Optus is looking to "reshape its workforce" by cutting as many as 480 jobs from its consumer, enterprise, wholesale and satellite divisions in response to an “increasingly competitive trading environment”.
Australia’s second largest telco yesterday revealed the cuts would be made to keep up with an increasingly digital environment, proposing to make a number of roles redundant as part of a restructure that will touch several corners of the business.
“Optus will consult directly with affected employees to explore ways to mitigate the impact of these changes, including redeployment opportunities,” the telco said in a statement.
A spokeswoman put the maximum number of roles to go at 480.
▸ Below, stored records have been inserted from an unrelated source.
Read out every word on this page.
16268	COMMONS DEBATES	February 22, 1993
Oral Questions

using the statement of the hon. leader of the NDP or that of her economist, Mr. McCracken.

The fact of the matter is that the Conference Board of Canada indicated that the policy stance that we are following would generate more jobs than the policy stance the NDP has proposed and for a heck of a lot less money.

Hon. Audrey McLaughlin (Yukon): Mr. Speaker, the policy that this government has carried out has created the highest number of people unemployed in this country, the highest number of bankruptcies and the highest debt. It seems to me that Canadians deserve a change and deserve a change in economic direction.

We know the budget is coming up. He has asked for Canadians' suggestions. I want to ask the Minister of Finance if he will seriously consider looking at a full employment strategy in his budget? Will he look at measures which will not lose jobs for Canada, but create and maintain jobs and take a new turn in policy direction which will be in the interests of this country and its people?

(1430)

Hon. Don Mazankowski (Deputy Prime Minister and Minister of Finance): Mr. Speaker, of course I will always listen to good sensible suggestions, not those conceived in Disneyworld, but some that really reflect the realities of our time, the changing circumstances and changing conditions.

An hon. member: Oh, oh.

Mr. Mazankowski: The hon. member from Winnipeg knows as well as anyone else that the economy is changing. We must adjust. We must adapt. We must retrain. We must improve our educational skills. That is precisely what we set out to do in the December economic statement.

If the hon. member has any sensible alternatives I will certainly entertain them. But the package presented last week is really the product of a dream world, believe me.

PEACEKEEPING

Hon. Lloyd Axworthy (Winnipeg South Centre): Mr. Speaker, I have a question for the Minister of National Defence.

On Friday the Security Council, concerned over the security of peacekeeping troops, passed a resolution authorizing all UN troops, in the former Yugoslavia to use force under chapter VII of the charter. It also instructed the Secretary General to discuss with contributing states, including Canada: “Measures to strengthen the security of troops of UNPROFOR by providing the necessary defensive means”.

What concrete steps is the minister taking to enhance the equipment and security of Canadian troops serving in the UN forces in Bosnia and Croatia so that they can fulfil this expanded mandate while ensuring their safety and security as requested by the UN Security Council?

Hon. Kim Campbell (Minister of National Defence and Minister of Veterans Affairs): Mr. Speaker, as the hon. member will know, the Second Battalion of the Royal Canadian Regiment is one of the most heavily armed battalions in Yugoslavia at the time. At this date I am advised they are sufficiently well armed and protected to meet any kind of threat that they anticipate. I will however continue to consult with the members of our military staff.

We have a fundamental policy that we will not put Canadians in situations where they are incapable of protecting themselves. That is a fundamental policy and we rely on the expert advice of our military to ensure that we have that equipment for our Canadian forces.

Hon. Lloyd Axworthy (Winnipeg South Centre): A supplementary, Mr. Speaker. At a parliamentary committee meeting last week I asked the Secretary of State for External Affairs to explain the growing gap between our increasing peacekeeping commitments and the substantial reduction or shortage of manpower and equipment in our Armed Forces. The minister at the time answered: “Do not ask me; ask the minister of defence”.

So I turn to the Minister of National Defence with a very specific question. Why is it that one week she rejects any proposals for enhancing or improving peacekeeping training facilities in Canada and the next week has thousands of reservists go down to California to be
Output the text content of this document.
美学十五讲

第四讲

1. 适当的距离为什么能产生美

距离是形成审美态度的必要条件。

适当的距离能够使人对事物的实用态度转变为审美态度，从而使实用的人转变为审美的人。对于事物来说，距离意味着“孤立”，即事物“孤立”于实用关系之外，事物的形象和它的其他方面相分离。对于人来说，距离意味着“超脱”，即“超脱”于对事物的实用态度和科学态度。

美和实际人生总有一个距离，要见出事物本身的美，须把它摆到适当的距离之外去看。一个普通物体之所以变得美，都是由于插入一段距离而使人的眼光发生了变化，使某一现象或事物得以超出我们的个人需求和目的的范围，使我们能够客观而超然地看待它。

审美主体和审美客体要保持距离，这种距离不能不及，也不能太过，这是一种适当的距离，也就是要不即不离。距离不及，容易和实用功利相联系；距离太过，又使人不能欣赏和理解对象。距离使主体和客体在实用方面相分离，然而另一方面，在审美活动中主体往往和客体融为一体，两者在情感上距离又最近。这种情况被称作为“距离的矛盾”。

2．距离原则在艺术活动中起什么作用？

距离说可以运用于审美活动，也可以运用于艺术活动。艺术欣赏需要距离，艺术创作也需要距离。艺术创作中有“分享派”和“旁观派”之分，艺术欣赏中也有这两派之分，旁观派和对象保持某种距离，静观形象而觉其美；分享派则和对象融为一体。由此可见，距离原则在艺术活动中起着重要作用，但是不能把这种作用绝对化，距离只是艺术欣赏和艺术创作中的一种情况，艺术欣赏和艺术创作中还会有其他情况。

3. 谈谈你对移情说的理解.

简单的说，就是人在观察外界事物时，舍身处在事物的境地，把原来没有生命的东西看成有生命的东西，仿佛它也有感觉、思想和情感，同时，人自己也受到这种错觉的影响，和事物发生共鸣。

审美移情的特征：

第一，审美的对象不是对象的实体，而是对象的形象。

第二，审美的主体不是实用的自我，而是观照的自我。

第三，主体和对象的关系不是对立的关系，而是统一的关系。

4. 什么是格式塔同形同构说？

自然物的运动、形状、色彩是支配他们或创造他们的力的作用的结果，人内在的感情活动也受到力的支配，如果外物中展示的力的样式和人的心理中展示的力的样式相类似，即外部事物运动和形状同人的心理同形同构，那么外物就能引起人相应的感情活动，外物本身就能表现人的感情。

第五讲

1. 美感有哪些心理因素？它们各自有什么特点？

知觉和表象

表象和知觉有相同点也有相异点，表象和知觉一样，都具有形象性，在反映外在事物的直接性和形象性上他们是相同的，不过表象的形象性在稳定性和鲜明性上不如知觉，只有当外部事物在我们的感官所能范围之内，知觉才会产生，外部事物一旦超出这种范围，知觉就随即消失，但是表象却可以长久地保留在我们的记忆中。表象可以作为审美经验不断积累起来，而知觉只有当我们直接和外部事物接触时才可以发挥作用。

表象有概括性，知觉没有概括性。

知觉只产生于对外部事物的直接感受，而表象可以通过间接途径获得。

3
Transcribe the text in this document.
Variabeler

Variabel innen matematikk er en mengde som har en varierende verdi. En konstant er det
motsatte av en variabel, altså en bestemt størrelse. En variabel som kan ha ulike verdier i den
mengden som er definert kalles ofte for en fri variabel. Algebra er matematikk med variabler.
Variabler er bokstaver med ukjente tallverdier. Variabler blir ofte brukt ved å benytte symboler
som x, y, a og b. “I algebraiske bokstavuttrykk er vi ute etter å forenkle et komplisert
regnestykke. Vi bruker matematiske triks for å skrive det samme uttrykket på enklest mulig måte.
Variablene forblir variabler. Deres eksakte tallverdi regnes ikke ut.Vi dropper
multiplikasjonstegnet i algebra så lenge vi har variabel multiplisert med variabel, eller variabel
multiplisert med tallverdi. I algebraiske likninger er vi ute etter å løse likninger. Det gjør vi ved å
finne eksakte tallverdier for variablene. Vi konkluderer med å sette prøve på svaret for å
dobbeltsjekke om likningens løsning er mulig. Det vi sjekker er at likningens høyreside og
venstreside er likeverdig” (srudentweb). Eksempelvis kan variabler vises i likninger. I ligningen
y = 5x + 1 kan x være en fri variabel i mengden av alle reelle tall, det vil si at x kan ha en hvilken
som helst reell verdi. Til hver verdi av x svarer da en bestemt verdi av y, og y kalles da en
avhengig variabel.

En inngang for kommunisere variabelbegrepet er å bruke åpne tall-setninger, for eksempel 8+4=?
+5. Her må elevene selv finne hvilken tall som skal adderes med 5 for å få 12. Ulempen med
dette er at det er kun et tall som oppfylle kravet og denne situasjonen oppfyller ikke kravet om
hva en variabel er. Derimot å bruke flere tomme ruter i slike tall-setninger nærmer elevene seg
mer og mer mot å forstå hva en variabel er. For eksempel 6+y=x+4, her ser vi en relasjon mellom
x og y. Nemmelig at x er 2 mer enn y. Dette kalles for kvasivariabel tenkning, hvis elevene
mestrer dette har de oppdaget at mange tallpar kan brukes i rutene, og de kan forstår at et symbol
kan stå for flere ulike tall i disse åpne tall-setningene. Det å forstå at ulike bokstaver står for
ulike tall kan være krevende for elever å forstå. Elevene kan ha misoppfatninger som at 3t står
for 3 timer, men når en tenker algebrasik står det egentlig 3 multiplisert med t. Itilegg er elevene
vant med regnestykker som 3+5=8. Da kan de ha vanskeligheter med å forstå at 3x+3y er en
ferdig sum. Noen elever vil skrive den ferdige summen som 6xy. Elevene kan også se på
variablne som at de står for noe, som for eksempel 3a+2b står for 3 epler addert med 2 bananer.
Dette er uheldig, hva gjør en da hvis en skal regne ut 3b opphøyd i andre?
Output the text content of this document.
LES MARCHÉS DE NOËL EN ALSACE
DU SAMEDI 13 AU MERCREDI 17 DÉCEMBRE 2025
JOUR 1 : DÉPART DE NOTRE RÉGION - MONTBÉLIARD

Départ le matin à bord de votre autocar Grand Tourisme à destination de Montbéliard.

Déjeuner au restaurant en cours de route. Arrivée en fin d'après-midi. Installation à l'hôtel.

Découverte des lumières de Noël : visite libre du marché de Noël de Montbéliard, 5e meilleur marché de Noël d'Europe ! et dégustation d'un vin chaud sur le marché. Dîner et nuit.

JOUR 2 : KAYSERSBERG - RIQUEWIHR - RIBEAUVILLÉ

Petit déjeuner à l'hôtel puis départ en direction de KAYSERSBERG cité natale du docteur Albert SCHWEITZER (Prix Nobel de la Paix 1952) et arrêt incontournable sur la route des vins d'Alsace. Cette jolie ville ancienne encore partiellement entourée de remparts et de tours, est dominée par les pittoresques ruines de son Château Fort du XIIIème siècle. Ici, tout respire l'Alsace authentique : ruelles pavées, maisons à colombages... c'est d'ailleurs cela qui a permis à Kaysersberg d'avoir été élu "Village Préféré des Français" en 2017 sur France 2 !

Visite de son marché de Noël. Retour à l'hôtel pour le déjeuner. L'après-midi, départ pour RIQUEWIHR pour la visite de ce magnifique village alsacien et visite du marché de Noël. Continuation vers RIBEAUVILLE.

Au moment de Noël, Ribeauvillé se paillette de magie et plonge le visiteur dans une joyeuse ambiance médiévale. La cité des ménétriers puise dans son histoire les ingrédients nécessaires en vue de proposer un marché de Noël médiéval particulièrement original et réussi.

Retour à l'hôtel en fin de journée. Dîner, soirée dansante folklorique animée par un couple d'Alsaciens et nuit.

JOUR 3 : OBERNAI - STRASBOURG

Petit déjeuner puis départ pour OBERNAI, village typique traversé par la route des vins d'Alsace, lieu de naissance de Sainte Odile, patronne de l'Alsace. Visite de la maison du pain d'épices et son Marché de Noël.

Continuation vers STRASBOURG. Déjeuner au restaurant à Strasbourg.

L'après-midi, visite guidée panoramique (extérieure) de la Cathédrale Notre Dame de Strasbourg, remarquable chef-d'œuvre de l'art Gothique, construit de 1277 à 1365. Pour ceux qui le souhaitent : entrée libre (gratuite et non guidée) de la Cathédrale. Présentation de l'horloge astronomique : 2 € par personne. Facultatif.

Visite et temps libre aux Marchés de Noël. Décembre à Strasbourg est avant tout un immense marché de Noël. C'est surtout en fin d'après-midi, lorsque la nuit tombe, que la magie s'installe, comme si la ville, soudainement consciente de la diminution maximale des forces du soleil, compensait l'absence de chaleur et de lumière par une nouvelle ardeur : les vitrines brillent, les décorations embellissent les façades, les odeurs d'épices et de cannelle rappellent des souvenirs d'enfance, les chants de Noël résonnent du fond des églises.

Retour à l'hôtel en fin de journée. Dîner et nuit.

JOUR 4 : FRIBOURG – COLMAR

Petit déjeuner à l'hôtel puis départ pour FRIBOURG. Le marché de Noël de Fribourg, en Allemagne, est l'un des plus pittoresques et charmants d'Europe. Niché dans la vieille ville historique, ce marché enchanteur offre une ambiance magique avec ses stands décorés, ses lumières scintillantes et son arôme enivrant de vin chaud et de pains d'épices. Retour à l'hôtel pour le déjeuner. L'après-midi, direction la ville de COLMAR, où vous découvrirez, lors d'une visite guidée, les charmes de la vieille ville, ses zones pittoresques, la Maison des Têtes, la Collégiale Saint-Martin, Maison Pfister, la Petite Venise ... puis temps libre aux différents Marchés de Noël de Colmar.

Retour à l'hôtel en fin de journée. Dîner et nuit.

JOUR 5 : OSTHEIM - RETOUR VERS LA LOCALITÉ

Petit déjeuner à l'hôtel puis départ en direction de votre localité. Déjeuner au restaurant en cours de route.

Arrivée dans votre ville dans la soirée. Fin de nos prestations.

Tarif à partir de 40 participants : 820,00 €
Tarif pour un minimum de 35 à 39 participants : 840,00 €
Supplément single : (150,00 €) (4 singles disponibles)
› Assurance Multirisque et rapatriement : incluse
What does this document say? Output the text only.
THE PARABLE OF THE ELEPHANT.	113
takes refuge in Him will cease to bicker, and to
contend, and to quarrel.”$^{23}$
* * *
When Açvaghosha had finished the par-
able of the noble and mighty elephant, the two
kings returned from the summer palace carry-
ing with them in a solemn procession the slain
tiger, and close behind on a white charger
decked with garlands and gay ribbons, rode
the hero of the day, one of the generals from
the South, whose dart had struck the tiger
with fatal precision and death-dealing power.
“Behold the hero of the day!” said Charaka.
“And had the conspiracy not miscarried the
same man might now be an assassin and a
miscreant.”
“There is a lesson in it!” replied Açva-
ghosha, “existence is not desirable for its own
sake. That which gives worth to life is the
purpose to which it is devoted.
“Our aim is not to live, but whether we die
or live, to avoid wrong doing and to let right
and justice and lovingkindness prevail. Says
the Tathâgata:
Customer-facing staff will be the primary targets of the restructure as Optus seeks to create a new customer service model that boasts faster issue resolution, simplified processes and systems, greater digital skills, and better collaboration.
It is simultaneously looking to rationalise some of its back office billing and customer management systems and minimise the number of touch points for customers during a support interaction.
The spokeswoman said Optus management was hopeful it might be able to redeploy some staff into roles within its growing video and content functions, following its foray into English Premier League football and cricket broadcasting, and video on demand services such as Stan and Netflix.
The full savings produced by the redundancies will be booked in the telco’s Q1 results.
Optus is battling to regain a foothold in the broadband market after the merger of TPG and iiNet knocked it off its position as Australia’s second largest broadband provider.
The Singapore-owned telco still managed to post a nine percent year-on-year profit jump in its last round of results, with corresponding increases in revenue and broadband customer numbers.
Optus has gone through intermittent redundancy rounds since 2012, the last series of job cuts occuring in the lead-in to 2014.